How well is your organization meeting goals and achieving success? CEOs worldwide are searching for the most accurate indicators and predictors of past and future success. These KPIs (key performance indicators) vary from one company to the next due to differences in business sectors, goals, and objectives. While you can examine mountains of financial, marketing, sales, supply chain, and social media data, the numbers usually cannot tell you the complete story.
In the 1990s, Sears, Roebuck and Company, led by CEO Arthur Martinez, redesigned the way the company did business based on the belief that these quantitative measures do not dictate the success or failure of a company. Martinez and his board structured their operations around the employee-customer-profit chain. At the heart of this structure is employee satisfaction, leading to increased customer satisfaction and greater company profits. Sears tossed aside quantitative metrics about profit margins, sales, and their supply chain to focus on qualitative metrics like customer and employee satisfaction, believing that if employees were happy, the other metrics would follow.
Qualitative vs. Quantitative
It is natural for business owners to be drawn to quantitative KPIs when evaluating business practices and making decisions. Quantitative indicators are measurable values that indicate whether or not an organization is achieving its goals and mission. Finance managers can harvest, analyze, and present these numbers in a variety of visuals, including charts, graphs, and spreadsheets. Are you meeting this quarter’s sales goals? What is your employee turnover rate? Is your SEO campaign working? The answers to these questions are readily available through data and statistics collection.
Conversely, qualitative KPIs are indicators of opinions, attitudes, or characteristics. While not numbers themselves, they are often converted into numbers for the sake of analysis. For example, customer satisfaction may be expressed as a percentage of customers interviewed that were pleased with the service they received. These metrics are only indirectly measurable when you assign them a value. However, they provide invaluable information about patterns in business operations. A well-rounded business plan requires attention to qualitative outcomes.
Determining Your KPIs
With advances in technology, access to data is easier now than ever before. Choosing to track numbers and metrics with little or no correlation to your organization’s goals could leave you drowning in numbers and starving for information. Identifying the KPIs that are most useful within your organization is vital.

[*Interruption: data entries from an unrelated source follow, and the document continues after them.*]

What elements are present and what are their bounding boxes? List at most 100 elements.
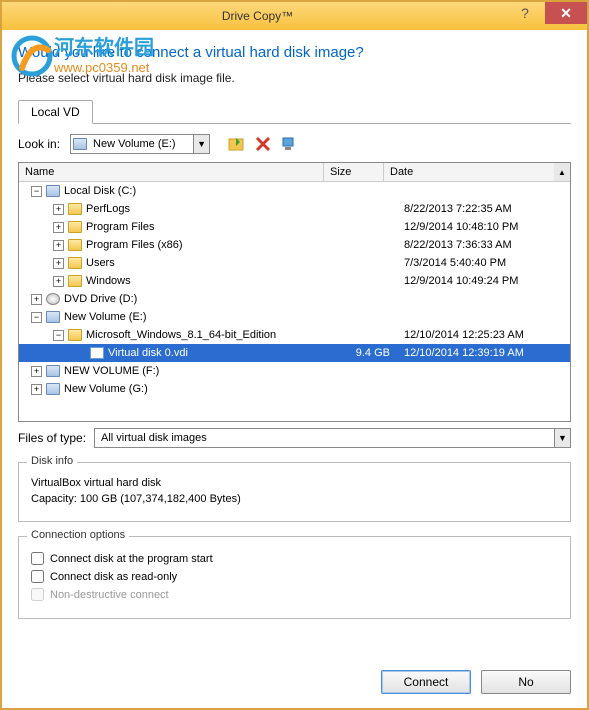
expander-icon[interactable]: + xyxy=(53,222,64,233)
disk-icon xyxy=(46,311,60,323)
tree-item-label: Virtual disk 0.vdi xyxy=(108,347,188,359)
expander-icon[interactable]: − xyxy=(31,312,42,323)
toolbar-icons xyxy=(228,136,298,152)
map-drive-icon[interactable] xyxy=(280,136,298,152)
filetype-value: All virtual disk images xyxy=(101,432,207,444)
tree-item-label: DVD Drive (D:) xyxy=(64,293,137,305)
checkbox-connect-start[interactable] xyxy=(31,552,44,565)
expander-icon[interactable]: + xyxy=(53,240,64,251)
tree-item-date: 8/22/2013 7:36:33 AM xyxy=(400,239,570,251)
folder-icon xyxy=(68,203,82,215)
lookin-value: New Volume (E:) xyxy=(91,138,193,150)
tree-item-label: New Volume (E:) xyxy=(64,311,147,323)
filetype-combo[interactable]: All virtual disk images ▼ xyxy=(94,428,571,448)
page-subtext: Please select virtual hard disk image fi… xyxy=(18,71,571,85)
tree-item-label: Microsoft_Windows_8.1_64-bit_Edition xyxy=(86,329,276,341)
expander-icon[interactable]: − xyxy=(31,186,42,197)
tree-item-date: 8/22/2013 7:22:35 AM xyxy=(400,203,570,215)
checkbox-nondestructive xyxy=(31,588,44,601)
tab-row: Local VD xyxy=(18,99,571,124)
disk-icon xyxy=(46,383,60,395)
opt1-label: Connect disk at the program start xyxy=(50,553,213,565)
disk-info-line1: VirtualBox virtual hard disk xyxy=(31,477,558,489)
disk-info-line2: Capacity: 100 GB (107,374,182,400 Bytes) xyxy=(31,493,558,505)
tree-item-label: Windows xyxy=(86,275,131,287)
disk-icon xyxy=(46,185,60,197)
titlebar: Drive Copy™ ? ✕ xyxy=(2,2,587,30)
dialog-window: Drive Copy™ ? ✕ 河东软件园 www.pc0359.net Wou… xyxy=(0,0,589,710)
tree-item-label: Program Files (x86) xyxy=(86,239,183,251)
tree-item-label: Users xyxy=(86,257,115,269)
titlebar-buttons: ? ✕ xyxy=(505,2,587,30)
checkbox-readonly[interactable] xyxy=(31,570,44,583)
expander-icon[interactable]: + xyxy=(53,276,64,287)
expander-icon[interactable]: + xyxy=(53,204,64,215)
list-header: Name Size Date ▲ xyxy=(19,163,570,182)
refresh-icon[interactable] xyxy=(228,136,246,152)
tree-row[interactable]: + New Volume (G:) xyxy=(19,380,570,398)
close-button[interactable]: ✕ xyxy=(545,2,587,24)
disk-icon xyxy=(73,138,87,150)
expander-icon[interactable]: + xyxy=(53,258,64,269)
disk-info-title: Disk info xyxy=(27,455,77,467)
opt2-label: Connect disk as read-only xyxy=(50,571,177,583)
tree-row[interactable]: − Local Disk (C:) xyxy=(19,182,570,200)
lookin-label: Look in: xyxy=(18,137,60,151)
tree-row[interactable]: − New Volume (E:) xyxy=(19,308,570,326)
list-body[interactable]: −Local Disk (C:)+PerfLogs8/22/2013 7:22:… xyxy=(19,182,570,421)
tree-row[interactable]: + Program Files 12/9/2014 10:48:10 PM xyxy=(19,218,570,236)
col-name[interactable]: Name xyxy=(19,163,324,181)
tree-row[interactable]: Virtual disk 0.vdi 9.4 GB12/10/2014 12:39… xyxy=(19,344,570,362)
chevron-down-icon[interactable]: ▼ xyxy=(193,135,209,153)
col-date[interactable]: Date xyxy=(384,163,554,181)
tree-row[interactable]: − Microsoft_Windows_8.1_64-bit_Edition 12/… xyxy=(19,326,570,344)
tree-item-label: Local Disk (C:) xyxy=(64,185,136,197)
chevron-down-icon[interactable]: ▼ xyxy=(554,429,570,447)
expander-icon[interactable]: + xyxy=(31,294,42,305)
folder-icon xyxy=(68,257,82,269)
tab-local-vd[interactable]: Local VD xyxy=(18,100,93,124)
connect-button[interactable]: Connect xyxy=(381,670,471,694)
no-button[interactable]: No xyxy=(481,670,571,694)
opt-nondestructive: Non-destructive connect xyxy=(31,588,558,601)
disk-icon xyxy=(46,365,60,377)
tree-row[interactable]: + PerfLogs 8/22/2013 7:22:35 AM xyxy=(19,200,570,218)
opt-readonly[interactable]: Connect disk as read-only xyxy=(31,570,558,583)
opt3-label: Non-destructive connect xyxy=(50,589,169,601)
tree-row[interactable]: + DVD Drive (D:) xyxy=(19,290,570,308)
file-browser: Name Size Date ▲ −Local Disk (C:)+PerfLo… xyxy=(18,162,571,422)
help-button[interactable]: ? xyxy=(505,2,545,24)
tree-item-label: New Volume (G:) xyxy=(64,383,148,395)
folder-icon xyxy=(68,221,82,233)
content-area: Would you like to connect a virtual hard… xyxy=(2,30,587,619)
lookin-combo[interactable]: New Volume (E:) ▼ xyxy=(70,134,210,154)
expander-icon[interactable]: + xyxy=(31,366,42,377)
connection-options-group: Connection options Connect disk at the p… xyxy=(18,536,571,619)
delete-icon[interactable] xyxy=(254,136,272,152)
tree-item-date: 12/10/2014 12:39:19 AM xyxy=(400,347,570,359)
page-heading: Would you like to connect a virtual hard… xyxy=(18,44,571,61)
tree-item-date: 12/9/2014 10:48:10 PM xyxy=(400,221,570,233)
tree-row[interactable]: +NEW VOLUME (F:) xyxy=(19,362,570,380)
lookin-row: Look in: New Volume (E:) ▼ xyxy=(18,134,571,154)
scroll-up-icon[interactable]: ▲ xyxy=(554,163,570,181)
folder-icon xyxy=(68,239,82,251)
folder-icon xyxy=(68,329,82,341)
opt-connect-start[interactable]: Connect disk at the program start xyxy=(31,552,558,565)
folder-icon xyxy=(68,275,82,287)
disk-info-group: Disk info VirtualBox virtual hard disk C… xyxy=(18,462,571,522)
expander-icon[interactable]: − xyxy=(53,330,64,341)
tree-row[interactable]: + Program Files (x86) 8/22/2013 7:36:33 AM xyxy=(19,236,570,254)
connection-options-title: Connection options xyxy=(27,529,129,541)
tree-row[interactable]: + Windows 12/9/2014 10:49:24 PM xyxy=(19,272,570,290)
expander-icon[interactable]: + xyxy=(31,384,42,395)
col-size[interactable]: Size xyxy=(324,163,384,181)
tree-item-size: 9.4 GB xyxy=(340,347,400,359)
tree-item-label: PerfLogs xyxy=(86,203,130,215)
button-row: Connect No xyxy=(381,670,571,694)
tree-item-label: Program Files xyxy=(86,221,154,233)
tree-item-date: 12/9/2014 10:49:24 PM xyxy=(400,275,570,287)
window-title: Drive Copy™ xyxy=(10,9,505,23)
tree-item-date: 12/10/2014 12:25:23 AM xyxy=(400,329,570,341)
tree-row[interactable]: +Users7/3/2014 5:40:40 PM xyxy=(19,254,570,272)
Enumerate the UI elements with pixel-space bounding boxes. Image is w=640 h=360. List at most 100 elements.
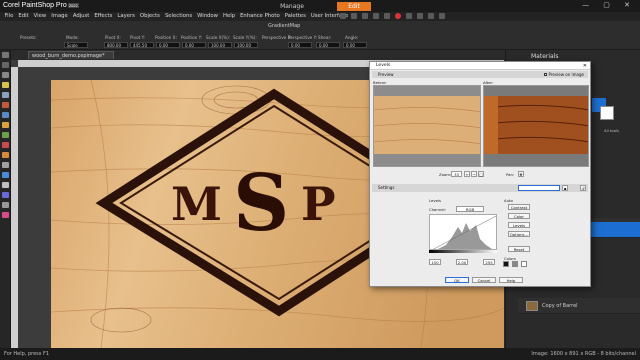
open-icon[interactable]	[351, 13, 357, 19]
histogram	[429, 214, 497, 250]
undo-icon[interactable]	[373, 13, 379, 19]
menu-palettes[interactable]: Palettes	[282, 12, 308, 21]
pen-tool-icon[interactable]	[2, 202, 9, 208]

Define Your Goals: What do you hope to achieve in the next year? What areas do you need to improve upon? Be specific. Avoid ambiguous statements, as it is challenging to measure successful progression towards a vague destination.
Set Your Measures: The most effective way to measure your progress towards your goal may not be immediately apparent, especially for qualitative goals. If you want to track your progress towards increasing employee engagement, you must determine what the measurable result of achieving that goal will be. What will happen when your employees are more engaged? Is it a measurable change? Your answer will be your new KPI.
Balance Your Scorecard: Regardless of the business sector in which you operate or the size of your organization, it is essential to track one or two key metrics in each of four categories to ensure success. Losing touch with your employees, finances, business practices, or customers could lead to heavy losses. At the same time, don’t overwhelm yourself with data. Choose wisely to monitor the information that is most indicative of your alignment with the direction your company is moving.
CEOs and KPIs
Like any business, CEOs operate within a set of KPIs. The board of directors expects that if the CEO is doing their job to the best of their ability, their success will be evident in crucial areas. When they evaluate an executive’s performance, they compare the financial, strategic, and operating goals to current achievements. A CEO’s ability to achieve these goals often influences changes to their compensation package.
While these quantitative measures are a vital part of overall business success, they provide an incomplete picture of the CEO’s performance and leadership abilities. Qualitative performance indicators fill in the rest of the picture and can be more reliable sources of information in some cases. When hiring new executives, executive recruiters should consider each candidate’s abilities to meet the specific KPIs of the organization to ensure successful job placement.
Experience has shown that numbers can be manipulated. Given a set of data, you can often cherry-pick the numbers to say what you want the information to support. Furthermore, given knowledge of the goals to be achieved, employees can change their behavior to generate the desired numbers. These skewed results are not a good indicator of sustainable progress, which is why some companies advocate for heavier reliance on qualitative KPIs.
Meeting qualitative performance indicators is often indicative of positive progress towards meeting related quantitative measures. These KPIs are more challenging to influence artificially and usually reflect positive interactions with stakeholders such as customers and employees. However, it may take time to see these results as qualitative metrics are indicators of opinions and perceptions, which require time to change.
Focusing entirely on quantitative KPIs to determine when and how your organization will reach its destination at the end of the tracks ignores a host of qualitative data with the ability to derail you at any moment. Both types of performance indicators are necessary to provide the complete picture and make course corrections along the way. The key to using KPIs wisely is determining which ones are vital to monitor your progress on the path to success.